Incorporating Body Forces
1. The Specific Case of Gravity
Consider a body where its own weight is the only acting body force. With the y axis pointing vertically upward, the body force components are \(B_x = 0\) and \(B_y = -\rho g\). To satisfy the modified equilibrium equations, we adjust the stress definitions: \[ \sigma_x = \frac{\partial^2 \phi}{\partial y^2} + \rho g y \quad , \quad \sigma_y = \frac{\partial^2 \phi}{\partial x^2} + \rho g y \quad , \quad \tau_{xy} = -\frac{\partial^2 \phi}{\partial x \partial y} \] When these definitions are used in the compatibility derivation, the additional \(\rho g y\) terms cancel out. The governing equation for \(\phi\) remains the homogeneous biharmonic equation, \(\nabla^4 \phi = 0\). The effect of gravity is simply added to the final stress calculation after \(\phi\) is found.
2. The General Case Using a Potential Function
Any conservative body force field can be described by a potential function \(V(x, y)\) where \(B_x = -\dfrac{\partial V}{\partial x}\) and \(B_y = -\dfrac{\partial V}{\partial y}\). The general stress definitions become: \[ \sigma_x = \frac{\partial^2 \phi}{\partial y^2} + V \quad , \quad \sigma_y = \frac{\partial^2 \phi}{\partial x^2} + V \] In this general case, the governing equation becomes the non homogeneous biharmonic equation: \[ \nabla^4 \phi = -(1-\nu) \nabla^2 V \quad \text{(for plane stress)} \] For plane strain, the leading constant is \(-(1-2\nu)\). This general equation confirms our result for gravity, since for \(V=\rho g y\), the Laplacian \(\nabla^2 V\) is zero.
The Polynomial Solution Method
A versatile strategy for solving the biharmonic equation is to assume the solution is a polynomial in \(x\) and \(y\). A general form of the solution is \[ \phi(x,y)=\sum_{m=0}^\infty \sum_{n=0}^\infty a_{mn} x^m y^n. \]
- Degree 0 and 1 (\(m+n \le 1\)): These terms produce zero stress and can be ignored.
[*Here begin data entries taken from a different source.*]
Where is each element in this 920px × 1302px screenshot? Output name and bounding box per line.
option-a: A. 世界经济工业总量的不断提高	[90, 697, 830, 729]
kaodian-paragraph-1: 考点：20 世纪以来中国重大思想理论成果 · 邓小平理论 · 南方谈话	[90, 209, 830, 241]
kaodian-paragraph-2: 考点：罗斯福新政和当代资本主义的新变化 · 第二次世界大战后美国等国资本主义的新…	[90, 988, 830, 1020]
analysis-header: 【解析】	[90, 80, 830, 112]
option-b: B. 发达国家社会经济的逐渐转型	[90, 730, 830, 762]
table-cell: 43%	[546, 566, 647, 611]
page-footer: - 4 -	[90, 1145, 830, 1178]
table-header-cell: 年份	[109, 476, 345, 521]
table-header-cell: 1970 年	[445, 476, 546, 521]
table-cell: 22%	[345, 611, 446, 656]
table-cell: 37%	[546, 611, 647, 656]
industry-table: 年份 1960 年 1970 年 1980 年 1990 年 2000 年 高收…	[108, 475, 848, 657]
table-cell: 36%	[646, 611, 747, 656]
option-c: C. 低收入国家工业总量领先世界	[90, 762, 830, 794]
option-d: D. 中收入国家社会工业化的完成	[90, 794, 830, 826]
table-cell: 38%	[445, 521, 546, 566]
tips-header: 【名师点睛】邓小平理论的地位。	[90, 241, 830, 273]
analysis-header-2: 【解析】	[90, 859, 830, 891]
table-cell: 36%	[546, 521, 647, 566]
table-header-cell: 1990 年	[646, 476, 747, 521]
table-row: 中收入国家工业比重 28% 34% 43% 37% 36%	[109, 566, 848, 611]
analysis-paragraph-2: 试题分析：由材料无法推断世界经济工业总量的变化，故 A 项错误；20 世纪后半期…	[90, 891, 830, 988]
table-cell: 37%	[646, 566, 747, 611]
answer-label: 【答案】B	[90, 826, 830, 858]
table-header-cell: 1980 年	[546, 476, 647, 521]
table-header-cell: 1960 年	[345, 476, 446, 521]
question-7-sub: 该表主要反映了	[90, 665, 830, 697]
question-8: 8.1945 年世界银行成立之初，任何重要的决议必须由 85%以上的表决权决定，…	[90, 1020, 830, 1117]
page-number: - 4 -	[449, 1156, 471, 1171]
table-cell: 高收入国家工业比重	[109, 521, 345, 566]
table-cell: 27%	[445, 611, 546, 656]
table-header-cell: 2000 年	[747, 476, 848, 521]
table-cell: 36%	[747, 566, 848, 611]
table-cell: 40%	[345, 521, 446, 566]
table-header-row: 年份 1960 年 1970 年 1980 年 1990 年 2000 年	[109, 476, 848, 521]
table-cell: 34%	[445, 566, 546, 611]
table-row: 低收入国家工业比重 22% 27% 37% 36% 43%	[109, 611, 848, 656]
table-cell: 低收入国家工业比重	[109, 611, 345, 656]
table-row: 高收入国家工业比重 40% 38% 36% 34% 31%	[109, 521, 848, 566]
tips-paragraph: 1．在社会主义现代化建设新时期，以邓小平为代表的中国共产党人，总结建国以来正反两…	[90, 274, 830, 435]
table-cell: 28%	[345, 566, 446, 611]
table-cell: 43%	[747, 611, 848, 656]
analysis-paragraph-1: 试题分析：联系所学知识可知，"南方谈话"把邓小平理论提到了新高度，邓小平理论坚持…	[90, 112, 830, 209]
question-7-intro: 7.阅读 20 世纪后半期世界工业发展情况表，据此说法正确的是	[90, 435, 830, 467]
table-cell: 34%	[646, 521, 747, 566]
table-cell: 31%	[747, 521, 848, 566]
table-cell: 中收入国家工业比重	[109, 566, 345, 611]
- Degree 2 and 3 (\(m+n = 2\) or \(3\)): Any polynomial of degree three or less automatically satisfies the biharmonic equation because all its fourth derivatives are zero. Their coefficients are determined by the problem’s boundary conditions. A second degree polynomial produces a constant stress state, while a third degree polynomial produces a linearly varying stress field.
- Degree 4 and higher (\(m+n \ge 4\)): For these terms, the coefficients are no longer independent. They must be chosen to satisfy the biharmonic equation. For example, for a term \(\phi_4 = a_{40} x^4 + a_{22} x^2y^2 + a_{04} y^4\), the coefficients must satisfy the constraint \(3a_{40} + a_{22} + 3c_{04} = 0\).
Examples
1. Uniaxial Tension For a bar under uniform tensile stress \(\sigma_x = S\), we need \(\frac{\partial^2 \phi}{\partial y^2} = S\). Integrating twice gives: \[ \phi = \frac{S}{2} y^2 \] This second degree polynomial automatically satisfies \(\nabla^4 \phi = 0\).
2. Pure Bending of a Beam The stress in a beam under pure bending is \(\sigma_x = -\frac{My}{I}\). To achieve this linearly varying stress, \(\phi\) must be a cubic function. We propose \(\phi = C y^3\). This gives \(\sigma_x = 6Cy\). Comparing this to the known formula, we find the constant is \(C = -M/(6I)\), so the solution is: \[ \phi = -\frac{M}{6I} y^3 \]
- For the plane strain condition, the derivation is similar.↩︎